Given this extra example, ILASP learns the slightly larger program:

heads(V1) :- coin(V1), not tails(V1).
tails(V1) :- coin(V1), not heads(V1).
heads(c1).

This program states that all coins must land on either heads or tails, but not both, except for c1, which can only land on heads. Note that negative examples often cause ILASP to learn programs with rules that eliminate answer sets. In this case, the fact heads(c1) eliminates all answer sets that contain tails(c1). Negative examples are often used to learn constraints. The constraint :- tails(c1). would have has the same effect; however, it is not permitted because the mode bias does not allow constants to be used in the body of a rule.

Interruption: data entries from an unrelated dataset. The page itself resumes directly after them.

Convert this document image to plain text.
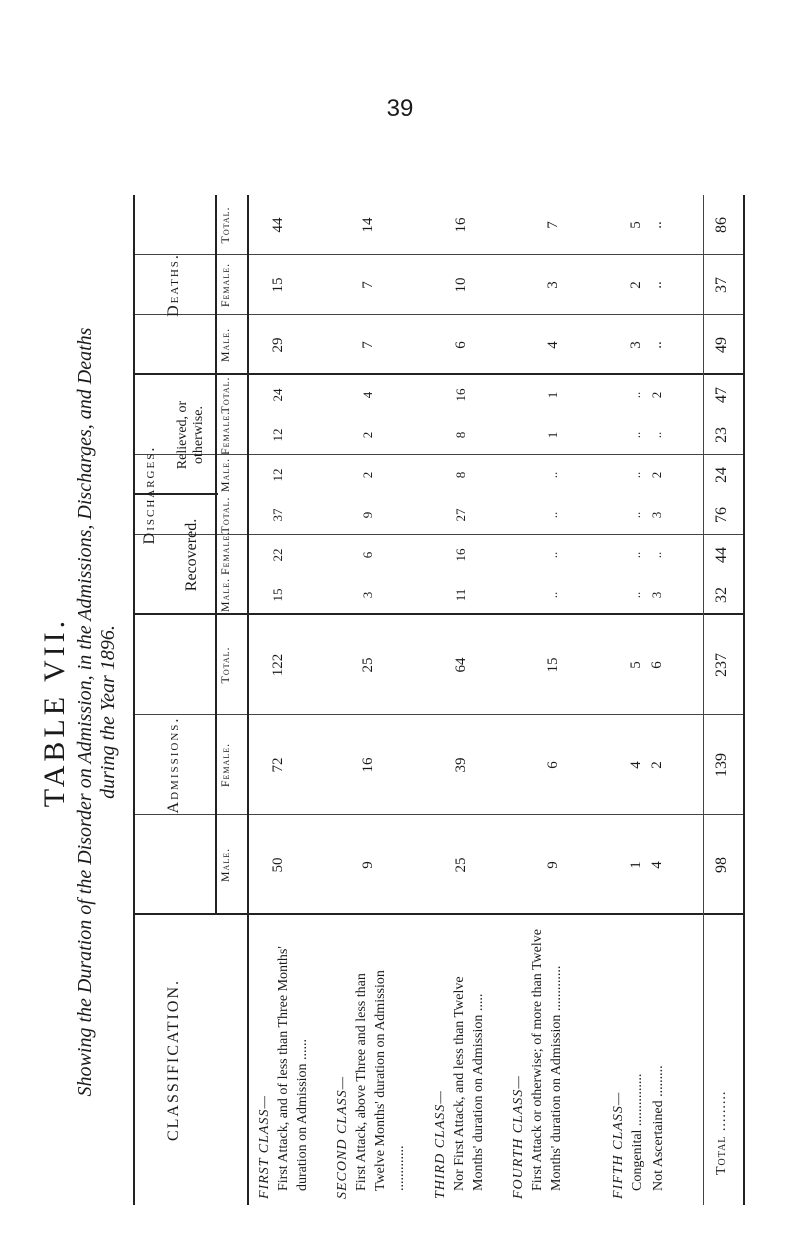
39
TABLE VII. Showing the Duration of the Disorder on Admission, in the Admissions, Discharges, and Deaths during the Year 1896.
CLASSIFICATION.
Admissions.
Discharges.
Recovered.
Relieved, or otherwise.
Deaths.
Male.
Female.
Total.
Male.
Female.
Total.
Male.
Female.
Total.
Male.
Female.
Total.
FIRST CLASS— First Attack, and of less than Three Months' duration on Admission ......
50
72
122
15
22
37
12
12
24
29
15
44
SECOND CLASS— First Attack, above Three and less than Twelve Months' duration on Admission .............
9
16
25
3
6
9
2
2
4
7
7
14
THIRD CLASS— Nor First Attack, and less than Twelve Months' duration on Admission .....
25
39
64
11
16
27
8
8
16
6
10
16
FOURTH CLASS— First Attack or otherwise; of more than Twelve Months' duration on Admission .............
9
6
15
..
..
..
..
1
1
4
3
7
FIFTH CLASS— Congenital ...............
1
4
5
..
..
..
..
..
..
3
2
5
Not Ascertained .........
4
2
6
3
..
3
2
..
2
..
..
..
Total .........
98
139
237
32
44
76
24
23
47
49
37
86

Context-dependent Examples.

Positive and negative examples of partial answer sets are targeted at learning a fixed program. When ASP is used in practice, however, a program representing a general problem definition is often combined with another set of rules (usually just facts) describing a particular instance of the problem to be solved. For instance, a general program defining what it means for a graph to be Hamiltonian (i.e. the general problem definition) can be combined with a set of facts describing a particular graph (i.e. a problem instance). The combined program is satisfiable if and only if the graph represented by the set of facts is Hamiltonian. The context-dependent behaviour of the general Hamilton program cannot be captured by positive and negative examples of partial answer sets. Instead, we need an extension, called a context-dependent example. This allows each example to come with its own extra bit of background knowledge, called a context C, which applies only to that example. It is now the learned program combined with this context (i.e. the union of B, H and C) that has to satisfy the semantic properties of the example, rather than the learned program alone. In ILASP, the context of an example is expressed by adding an extra set to the example, containing the context.

Consider the following two context-dependent examples, which each represent a graph with four nodes and various edges:

#pos({}, {}, {
  node(1..4).
  edge(1, 2).
  edge(2, 3).
  edge(3, 4).
  edge(4, 1).
}).

#neg({}, {}, {
  node(1..4).
  edge(1, 2).
  edge(2, 1).
  edge(2, 3).
  edge(3, 4).
  edge(4, 2).
}).

Both examples have empty inclusions and exclusions. In the case of a positive example, this simply means that there must exist at least one answer set of the learned program combined with the context – any answer set is consistent with the empty partial interpretation – and in the case of a negative example, it means that there should be no answer set of the learned program combined with the context. Given a sufficient number of examples of this form, ILASP can be used to learn a program that corresponds to the definition of a Hamiltonian graph; i.e. the learned program combined with a set of facts C is satisfiable if and only if C represents a Hamiltonian graph. The full program learned by ILASP is:

0 { in(V0, V1) } 1 :- edge(V0, V1).
reach(V0) :- in(1, V0).
reach(V1) :- reach(V0), in(V0, V1).
:- not reach(V0), node(V0).
:- V1 != V2, in(V0, V2), in(V0, V1).

This example shows the high expressive power of ILASP, compared to many other ILP systems, which are only able to learn definite logic programs. In this case, ILASP has learned a choice rule, constraints and a recursive definition of reachability. The full learning task, hamilton.las, used to learn this program is available here.